A standardised project structure for doing and sharing data science work that enforces best practices.
This template has been heavily influenced by Cookiecutter Data Science, Kedro and govcookiecutter but I've added a few features of my own.
- Install cookiecutter.
pip install cookiecutter
- Start a new project. You will be prompted to enter some configuration values.
cookiecutter gh:andrewjkuo/ds-boilerplate
The directory structure of your new project looks like this:
├── Dockerfile <- Dockerfile to build a basic image.
├── Makefile <- Makefile with useful commands for project setup and running analysis.

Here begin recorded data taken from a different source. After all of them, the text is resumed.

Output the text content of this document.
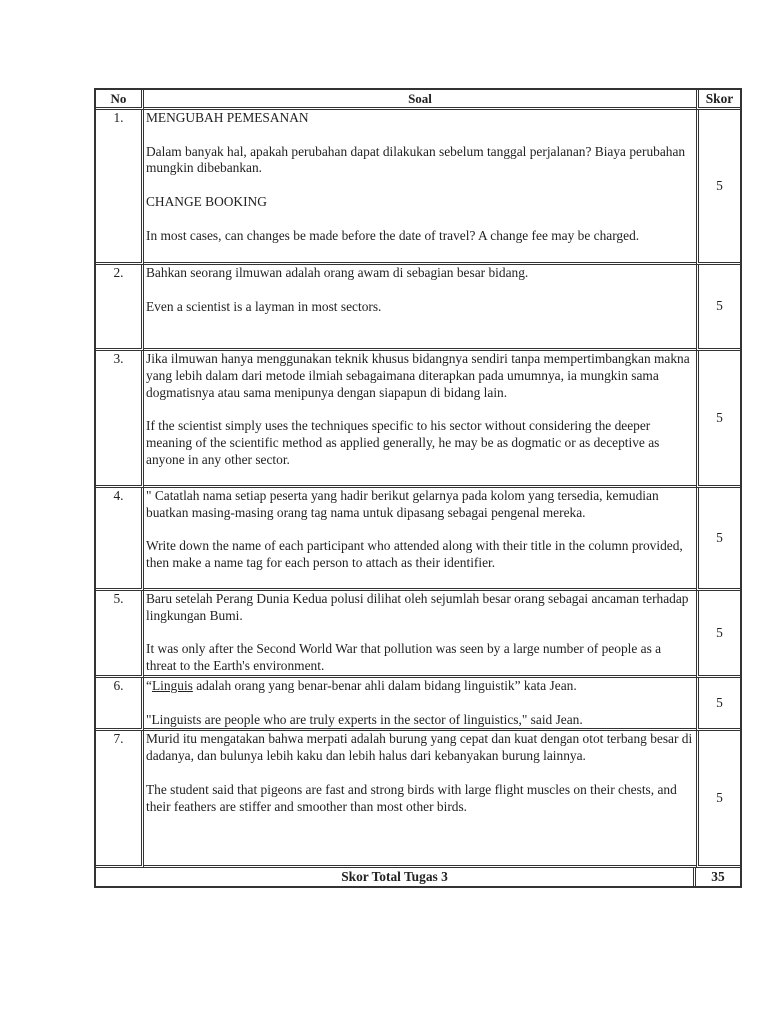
No	Soal	Skor
1.	MENGUBAH PEMESANAN

Dalam banyak hal, apakah perubahan dapat dilakukan sebelum tanggal perjalanan? Biaya perubahan mungkin dibebankan.

CHANGE BOOKING

In most cases, can changes be made before the date of travel? A change fee may be charged.	5
2.	Bahkan seorang ilmuwan adalah orang awam di sebagian besar bidang.

Even a scientist is a layman in most sectors.	5
3.	Jika ilmuwan hanya menggunakan teknik khusus bidangnya sendiri tanpa mempertimbangkan makna yang lebih dalam dari metode ilmiah sebagaimana diterapkan pada umumnya, ia mungkin sama dogmatisnya atau sama menipunya dengan siapapun di bidang lain.

If the scientist simply uses the techniques specific to his sector without considering the deeper meaning of the scientific method as applied generally, he may be as dogmatic or as deceptive as anyone in any other sector.	5
4.	" Catatlah nama setiap peserta yang hadir berikut gelarnya pada kolom yang tersedia, kemudian buatkan masing-masing orang tag nama untuk dipasang sebagai pengenal mereka.

Write down the name of each participant who attended along with their title in the column provided, then make a name tag for each person to attach as their identifier.	5
5.	Baru setelah Perang Dunia Kedua polusi dilihat oleh sejumlah besar orang sebagai ancaman terhadap lingkungan Bumi.

It was only after the Second World War that pollution was seen by a large number of people as a threat to the Earth's environment.	5
6.	“Linguis adalah orang yang benar-benar ahli dalam bidang linguistik” kata Jean.

"Linguists are people who are truly experts in the sector of linguistics," said Jean.	5
7.	Murid itu mengatakan bahwa merpati adalah burung yang cepat dan kuat dengan otot terbang besar di dadanya, dan bulunya lebih kaku dan lebih halus dari kebanyakan burung lainnya.

The student said that pigeons are fast and strong birds with large flight muscles on their chests, and their feathers are stiffer and smoother than most other birds.	5
Skor Total Tugas 3		35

├── README.md <- The top-level README for developers using this project.
├── conf
│ ├── base <- Configuration files that can be stored in source control.
│ └── local <- Local secrets and credentials that should not be stored in source control.
├── data
│ ├── 01_raw <- The original, immutable data dump.
│ ├── 02_intermediate <- Intermediate data that has been transformed.
│ ├── 03_model_input <- The final, canonical data sets for modeling.
│ └── 04_model_output <- Outputs from models (e.g. predictions).
├── models <- Trained and serialised models or model summaries.
├── notebooks <- Jupyter notebooks.
├── references <- Data dictionaries, manuals and all other explanatory materials.
├── requirements.txt <- The requirements file for reproducing the analysis environment.
├── setup.py <- Makes project pip installable so src can be imported.
├── src <- Source code for use in this project.
│ ├── __init__.py <- Make src a Python module.
│ └── data <- Scripts to download or generate data.
│ └── features <- Scripts to turn raw data into features for modeling.
│ └── model <- Scripts to train models and make predictions.
│ └── utils <- Scripts with utility functions.
│ └── visualisation <- Scripts to create exploratory and results-oriented visualisations.
└── tests <- Tests for functions in src.
- Test this template in more environments.
- Explore using
poetry
for dependency management. - Add the option to conditionally create files for specific kinds of projects based on cookiecutter prompts (e.g. a streamlit app or Flask API).
- Add functionality to automatically generate documentation.